One myth that has arisen about how to quantify the overpayment is that it must be "statistically valid" (e.g., using a methodology used by federal auditors, such as the RAT-STATS statistical software package). To the contrary, the regulators have stated that the method for quantifying the overpayment need only be reliable and accurate, based on a random sample of claims, and extrapolated within the time-frame of the sample. If a probe sample is used, the provider must extrapolate from the results of the probe and pay back the full overpayment instead of merely the claims found in the probe. Providers must look up to 6 years prior to the dates of service of the sampled claims, although the actual time-frame will depend on the circumstances. For example, if a physician practice is investigating claims submitted by a specific employee, and that individual only began working for the practice 2 years prior, there is obviously no need to investigate the period before the individual was hired.

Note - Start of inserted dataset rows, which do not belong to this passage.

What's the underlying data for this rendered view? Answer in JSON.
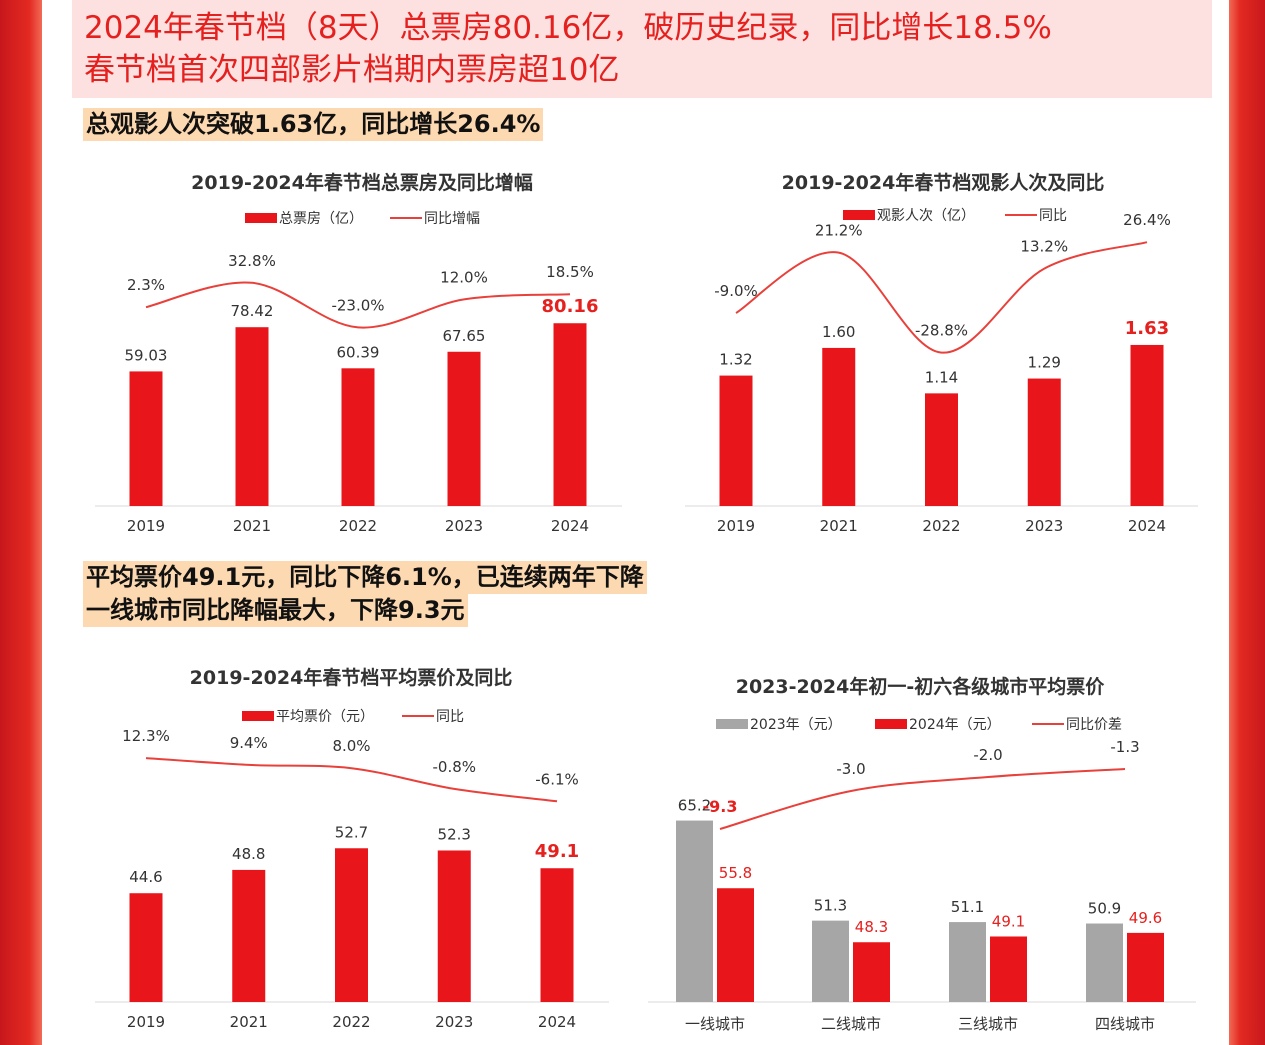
{
  "headline": {
    "line1": "2024年春节档（8天）总票房80.16亿，破历史纪录，同比增长18.5%",
    "line2": "春节档首次四部影片档期内票房超10亿"
  },
  "notes": {
    "audience": "总观影人次突破1.63亿，同比增长26.4%",
    "price_line1": "平均票价49.1元，同比下降6.1%，已连续两年下降",
    "price_line2": "一线城市同比降幅最大，下降9.3元"
  },
  "colors": {
    "accent": "#e5211f",
    "bar_red": "#e8161a",
    "bar_gray": "#a6a6a6",
    "line_red": "#e8403a",
    "note_bg": "#fdd9b1",
    "headline_bg": "#fde1e1"
  },
  "chart_data": [
    {
      "type": "bar",
      "title": "2019-2024年春节档总票房及同比增幅",
      "categories": [
        "2019",
        "2021",
        "2022",
        "2023",
        "2024"
      ],
      "series": [
        {
          "name": "总票房（亿）",
          "kind": "bar",
          "values": [
            59.03,
            78.42,
            60.39,
            67.65,
            80.16
          ],
          "labels": [
            "59.03",
            "78.42",
            "60.39",
            "67.65",
            "80.16"
          ]
        },
        {
          "name": "同比增幅",
          "kind": "line",
          "values": [
            2.3,
            32.8,
            -23.0,
            12.0,
            18.5
          ],
          "labels": [
            "2.3%",
            "32.8%",
            "-23.0%",
            "12.0%",
            "18.5%"
          ]
        }
      ],
      "highlight": "80.16"
    },
    {
      "type": "bar",
      "title": "2019-2024年春节档观影人次及同比",
      "categories": [
        "2019",
        "2021",
        "2022",
        "2023",
        "2024"
      ],
      "series": [
        {
          "name": "观影人次（亿）",
          "kind": "bar",
          "values": [
            1.32,
            1.6,
            1.14,
            1.29,
            1.63
          ],
          "labels": [
            "1.32",
            "1.60",
            "1.14",
            "1.29",
            "1.63"
          ]
        },
        {
          "name": "同比",
          "kind": "line",
          "values": [
            -9.0,
            21.2,
            -28.8,
            13.2,
            26.4
          ],
          "labels": [
            "-9.0%",
            "21.2%",
            "-28.8%",
            "13.2%",
            "26.4%"
          ]
        }
      ],
      "highlight": "1.63"
    },
    {
      "type": "bar",
      "title": "2019-2024年春节档平均票价及同比",
      "categories": [
        "2019",
        "2021",
        "2022",
        "2023",
        "2024"
      ],
      "series": [
        {
          "name": "平均票价（元）",
          "kind": "bar",
          "values": [
            44.6,
            48.8,
            52.7,
            52.3,
            49.1
          ],
          "labels": [
            "44.6",
            "48.8",
            "52.7",
            "52.3",
            "49.1"
          ]
        },
        {
          "name": "同比",
          "kind": "line",
          "values": [
            12.3,
            9.4,
            8.0,
            -0.8,
            -6.1
          ],
          "labels": [
            "12.3%",
            "9.4%",
            "8.0%",
            "-0.8%",
            "-6.1%"
          ]
        }
      ],
      "highlight": "49.1"
    },
    {
      "type": "bar",
      "title": "2023-2024年初一-初六各级城市平均票价",
      "categories": [
        "一线城市",
        "二线城市",
        "三线城市",
        "四线城市"
      ],
      "series": [
        {
          "name": "2023年（元）",
          "kind": "bar",
          "color": "gray",
          "values": [
            65.2,
            51.3,
            51.1,
            50.9
          ],
          "labels": [
            "65.2",
            "51.3",
            "51.1",
            "50.9"
          ]
        },
        {
          "name": "2024年（元）",
          "kind": "bar",
          "color": "red",
          "values": [
            55.8,
            48.3,
            49.1,
            49.6
          ],
          "labels": [
            "55.8",
            "48.3",
            "49.1",
            "49.6"
          ]
        },
        {
          "name": "同比价差",
          "kind": "line",
          "values": [
            -9.3,
            -3.0,
            -2.0,
            -1.3
          ],
          "labels": [
            "-9.3",
            "-3.0",
            "-2.0",
            "-1.3"
          ]
        }
      ]
    }
  ]
}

On the other hand, if the practice is investigating a practice-wide billing problem based on a 3-year sample, the practice must look back an additional 3 years, and each year may require its own sample.

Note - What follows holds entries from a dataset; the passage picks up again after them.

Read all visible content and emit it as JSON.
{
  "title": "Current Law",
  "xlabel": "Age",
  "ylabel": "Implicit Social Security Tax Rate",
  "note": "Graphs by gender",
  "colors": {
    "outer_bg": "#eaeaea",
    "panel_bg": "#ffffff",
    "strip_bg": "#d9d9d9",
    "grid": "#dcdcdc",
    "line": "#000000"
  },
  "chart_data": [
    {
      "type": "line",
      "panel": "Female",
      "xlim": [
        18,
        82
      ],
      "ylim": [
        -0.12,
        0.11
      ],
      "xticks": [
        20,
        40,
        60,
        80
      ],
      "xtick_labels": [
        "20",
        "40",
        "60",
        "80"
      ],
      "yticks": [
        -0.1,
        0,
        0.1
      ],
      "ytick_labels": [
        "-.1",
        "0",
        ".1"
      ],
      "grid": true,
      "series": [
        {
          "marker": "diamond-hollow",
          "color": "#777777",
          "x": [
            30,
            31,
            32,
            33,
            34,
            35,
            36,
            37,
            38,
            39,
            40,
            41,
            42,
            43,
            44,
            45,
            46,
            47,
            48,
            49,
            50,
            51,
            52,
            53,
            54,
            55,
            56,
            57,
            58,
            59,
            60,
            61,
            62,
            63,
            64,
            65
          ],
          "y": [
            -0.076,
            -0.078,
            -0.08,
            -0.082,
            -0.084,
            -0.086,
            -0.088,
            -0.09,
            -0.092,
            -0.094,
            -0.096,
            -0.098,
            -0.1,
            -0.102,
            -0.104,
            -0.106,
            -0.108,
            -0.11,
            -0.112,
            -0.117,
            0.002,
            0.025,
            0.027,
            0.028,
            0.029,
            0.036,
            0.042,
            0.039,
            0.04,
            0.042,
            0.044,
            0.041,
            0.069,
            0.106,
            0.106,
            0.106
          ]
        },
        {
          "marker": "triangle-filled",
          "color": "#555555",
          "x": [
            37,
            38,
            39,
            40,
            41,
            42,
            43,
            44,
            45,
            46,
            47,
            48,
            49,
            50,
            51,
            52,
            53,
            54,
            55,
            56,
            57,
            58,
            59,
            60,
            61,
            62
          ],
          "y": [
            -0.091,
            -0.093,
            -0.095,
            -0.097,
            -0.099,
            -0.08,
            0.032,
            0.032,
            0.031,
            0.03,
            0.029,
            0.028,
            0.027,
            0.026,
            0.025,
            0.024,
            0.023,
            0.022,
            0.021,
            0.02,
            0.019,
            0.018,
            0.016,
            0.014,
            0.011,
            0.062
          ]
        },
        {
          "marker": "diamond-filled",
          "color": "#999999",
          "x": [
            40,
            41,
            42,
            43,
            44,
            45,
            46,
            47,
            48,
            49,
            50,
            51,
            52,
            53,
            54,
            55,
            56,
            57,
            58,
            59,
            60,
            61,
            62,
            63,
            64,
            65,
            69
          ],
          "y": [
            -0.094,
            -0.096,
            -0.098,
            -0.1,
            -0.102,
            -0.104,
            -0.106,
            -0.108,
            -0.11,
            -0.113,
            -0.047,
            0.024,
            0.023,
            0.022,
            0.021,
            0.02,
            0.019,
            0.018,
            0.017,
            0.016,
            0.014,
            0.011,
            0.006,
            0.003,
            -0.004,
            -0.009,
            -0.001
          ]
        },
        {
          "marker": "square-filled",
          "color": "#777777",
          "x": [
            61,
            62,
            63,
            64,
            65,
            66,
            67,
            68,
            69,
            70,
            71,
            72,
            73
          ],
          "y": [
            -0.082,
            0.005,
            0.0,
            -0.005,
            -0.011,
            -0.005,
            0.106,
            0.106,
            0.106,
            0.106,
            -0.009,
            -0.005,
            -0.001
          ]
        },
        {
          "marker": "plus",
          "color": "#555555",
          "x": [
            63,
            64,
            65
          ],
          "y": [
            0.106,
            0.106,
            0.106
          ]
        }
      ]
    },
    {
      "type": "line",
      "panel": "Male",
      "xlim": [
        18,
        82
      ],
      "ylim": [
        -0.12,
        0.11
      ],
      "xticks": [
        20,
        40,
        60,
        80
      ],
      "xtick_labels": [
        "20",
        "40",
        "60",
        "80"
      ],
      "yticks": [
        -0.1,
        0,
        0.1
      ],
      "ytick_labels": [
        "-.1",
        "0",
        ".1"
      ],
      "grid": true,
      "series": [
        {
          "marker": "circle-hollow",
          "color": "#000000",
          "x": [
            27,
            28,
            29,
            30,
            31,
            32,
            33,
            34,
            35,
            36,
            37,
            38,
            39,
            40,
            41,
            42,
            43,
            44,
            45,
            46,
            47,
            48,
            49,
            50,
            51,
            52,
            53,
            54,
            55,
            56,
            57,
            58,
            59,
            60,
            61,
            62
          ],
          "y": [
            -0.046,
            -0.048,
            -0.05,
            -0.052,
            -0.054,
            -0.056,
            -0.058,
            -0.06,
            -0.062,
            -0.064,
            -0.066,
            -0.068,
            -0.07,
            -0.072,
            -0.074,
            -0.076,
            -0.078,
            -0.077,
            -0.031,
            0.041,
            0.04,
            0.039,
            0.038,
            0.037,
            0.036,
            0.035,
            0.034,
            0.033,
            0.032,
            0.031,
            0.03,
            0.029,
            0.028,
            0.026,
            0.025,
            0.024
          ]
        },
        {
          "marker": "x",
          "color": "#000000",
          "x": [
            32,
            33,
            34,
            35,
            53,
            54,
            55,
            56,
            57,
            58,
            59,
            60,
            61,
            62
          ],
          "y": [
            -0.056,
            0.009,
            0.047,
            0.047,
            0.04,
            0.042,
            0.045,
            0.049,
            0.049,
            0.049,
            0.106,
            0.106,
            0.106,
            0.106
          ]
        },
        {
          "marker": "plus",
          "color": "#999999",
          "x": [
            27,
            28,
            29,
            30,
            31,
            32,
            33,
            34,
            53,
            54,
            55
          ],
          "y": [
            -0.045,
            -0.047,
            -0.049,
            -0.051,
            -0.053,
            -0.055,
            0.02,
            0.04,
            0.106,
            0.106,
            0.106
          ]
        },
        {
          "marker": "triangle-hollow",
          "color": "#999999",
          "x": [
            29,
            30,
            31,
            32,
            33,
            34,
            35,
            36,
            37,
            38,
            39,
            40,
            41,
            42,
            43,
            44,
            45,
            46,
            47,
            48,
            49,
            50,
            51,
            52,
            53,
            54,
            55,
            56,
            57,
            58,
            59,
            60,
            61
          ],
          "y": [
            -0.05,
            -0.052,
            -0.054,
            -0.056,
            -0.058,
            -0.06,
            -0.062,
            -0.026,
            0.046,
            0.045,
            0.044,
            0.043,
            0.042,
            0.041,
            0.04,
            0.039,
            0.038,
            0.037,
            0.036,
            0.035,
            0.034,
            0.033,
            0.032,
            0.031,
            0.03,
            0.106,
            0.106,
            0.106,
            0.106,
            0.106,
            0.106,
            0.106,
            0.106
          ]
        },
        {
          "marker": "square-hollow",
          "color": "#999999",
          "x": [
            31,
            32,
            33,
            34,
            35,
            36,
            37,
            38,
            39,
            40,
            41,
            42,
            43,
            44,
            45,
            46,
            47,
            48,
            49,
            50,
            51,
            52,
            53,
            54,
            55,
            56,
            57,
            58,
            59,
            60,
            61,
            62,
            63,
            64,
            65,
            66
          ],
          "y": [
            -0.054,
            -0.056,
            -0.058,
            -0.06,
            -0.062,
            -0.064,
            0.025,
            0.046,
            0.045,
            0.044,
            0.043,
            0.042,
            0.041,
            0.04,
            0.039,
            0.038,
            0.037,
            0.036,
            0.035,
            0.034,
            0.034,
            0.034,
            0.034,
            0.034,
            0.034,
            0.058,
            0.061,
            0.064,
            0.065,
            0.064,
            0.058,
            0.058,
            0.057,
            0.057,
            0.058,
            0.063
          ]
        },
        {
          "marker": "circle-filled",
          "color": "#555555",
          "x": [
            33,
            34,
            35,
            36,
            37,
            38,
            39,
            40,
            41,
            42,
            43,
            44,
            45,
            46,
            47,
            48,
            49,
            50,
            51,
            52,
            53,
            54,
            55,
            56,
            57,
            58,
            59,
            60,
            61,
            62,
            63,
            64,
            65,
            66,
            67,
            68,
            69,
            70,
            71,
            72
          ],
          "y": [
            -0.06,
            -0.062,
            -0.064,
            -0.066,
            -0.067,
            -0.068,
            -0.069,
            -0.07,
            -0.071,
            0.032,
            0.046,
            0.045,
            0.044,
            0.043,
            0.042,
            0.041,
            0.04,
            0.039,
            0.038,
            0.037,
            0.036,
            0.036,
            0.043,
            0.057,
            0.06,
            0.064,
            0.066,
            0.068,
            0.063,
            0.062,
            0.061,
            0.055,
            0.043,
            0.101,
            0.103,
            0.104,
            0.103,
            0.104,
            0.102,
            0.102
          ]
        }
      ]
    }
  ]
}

Managing Identified Overpayments

Once fully quantified, repayments must be made to the Medicare Administrative Contractor (MAC), most of which offer forms on their websites with instructions on how to submit voluntary repayments. The forms themselves, however, often do not address how to repay multiple claims at a time and are instead written for a single claim or a small number of claims. Nor do they address extrapolated samples which the rules permit, offering yet another separate set of challenges. While the regulators have not specified any list of required information, they have stated that a voluntary repayment should include an explanation of how the problem was found, what steps have been taken to correct the problem, and the methodology used to quantify the overpayment amount when extrapolation is used.

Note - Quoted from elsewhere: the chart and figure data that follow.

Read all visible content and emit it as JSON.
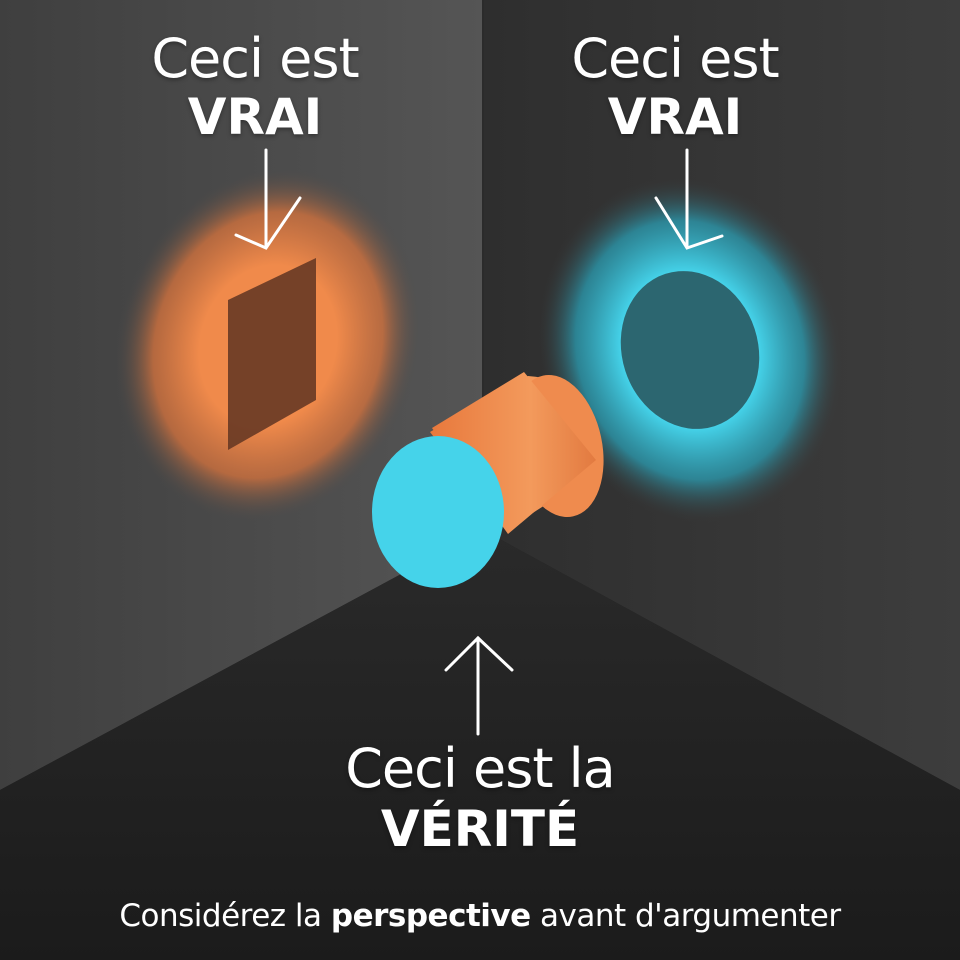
{
  "labels": {
    "left": {
      "line1": "Ceci est",
      "line2": "VRAI"
    },
    "right": {
      "line1": "Ceci est",
      "line2": "VRAI"
    },
    "bottom": {
      "line1": "Ceci est la",
      "line2": "VÉRITÉ"
    }
  },
  "caption": {
    "before": "Considérez la",
    "emphasis": "perspective",
    "after": "avant d'argumenter"
  },
  "colors": {
    "orange": "#f08a4b",
    "cyan": "#45d3ea",
    "shadow_rect": "#6a3b25",
    "shadow_circle": "#2c6670",
    "wall_left": "#4a4a4a",
    "wall_right": "#3a3a3a",
    "floor": "#222222",
    "text": "#ffffff"
  }
}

Payments may be made either by submitting an actual repayment, or by using credit balances or claims adjustments. We recommend an actual repayment. It is less disruptive to ongoing cash-flow and avoids any misunderstanding that could arise should the MAC's overpayments department not communicate with its claims department.

Ongoing Compliance Efforts

Because of the regulation's "reasonable diligence" standard, healthcare providers must engage in proactive efforts to detect overpayments. The approach should be documented in the compliance plan, and teams that actually implement those plans on a regular basis ought to be clearly identified. Where problems are discovered, providers should consider involving attorneys immediately, under attorney-client privilege, to investigate. Attorneys can likewise engage consultants and auditors on behalf of clients to investigate potential problems, under privilege. Attorneys can also help craft submissions to MACs that lay out the scope of the problem that led to the overpayment, the remedial steps taken, and the methodology used. Ideally, a well-crafted submission will lead an MAC to determine that no further action - including further audits of the provider - is necessary to address this problem. All of these efforts, however, rely on the provider being proactive and engaged in ongoing efforts to ensure compliance.